112         The royal cloak of all the wheeling spheres   

                       within the universe, the heaven most

                       intense, alive, most burning in the breath

115         of God and in His laws and ordinance,

                       was far above us at its inner shore,

                       so distant that it still lay out of sight

118         from that point where I was; and thus my eyes

                       possessed no power to follow that crowned flame,

                       which mounted upward, following her Son.

121         And like an infant who, when it has taken

                       its milk, extends its arms out to its mother,

                       its feeling kindling into outward flame,

124         each of those blessed splendors stretched its peak

                       upward, so that the deep affection each

                       possessed for Mary was made plain to me.

127         Then they remained within my sight, singing

                       “Regina coeli” with such tenderness   

                       that my delight in that has never left me.

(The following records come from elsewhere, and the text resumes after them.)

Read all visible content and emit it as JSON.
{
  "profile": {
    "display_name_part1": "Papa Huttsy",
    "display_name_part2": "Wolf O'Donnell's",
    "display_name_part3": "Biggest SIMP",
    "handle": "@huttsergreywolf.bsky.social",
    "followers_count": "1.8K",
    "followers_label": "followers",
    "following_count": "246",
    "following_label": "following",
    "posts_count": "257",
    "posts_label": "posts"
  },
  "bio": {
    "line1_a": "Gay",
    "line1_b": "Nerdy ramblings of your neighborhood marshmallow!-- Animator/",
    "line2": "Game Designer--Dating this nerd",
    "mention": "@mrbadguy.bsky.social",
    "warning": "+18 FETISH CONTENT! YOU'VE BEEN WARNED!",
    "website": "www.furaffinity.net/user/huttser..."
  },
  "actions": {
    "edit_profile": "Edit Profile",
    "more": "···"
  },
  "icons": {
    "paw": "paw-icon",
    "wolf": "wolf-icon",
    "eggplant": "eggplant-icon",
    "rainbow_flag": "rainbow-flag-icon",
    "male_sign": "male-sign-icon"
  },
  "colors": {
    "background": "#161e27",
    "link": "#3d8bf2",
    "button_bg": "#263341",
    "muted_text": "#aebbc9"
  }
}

130         Oh, in those richest coffers, what abundance

                       is garnered up for those who, while below,

                       on earth, were faithful workers when they sowed!   

133         Here do they live, delighting in the treasure   

                       they earned with tears in Babylonian

                       exile, where they had no concern for gold.

136         Here, under the high Son of God and Mary,

                       together with the ancient and the new   

                       councils, he triumphs in his victory

139         he who is keeper of the keys of glory.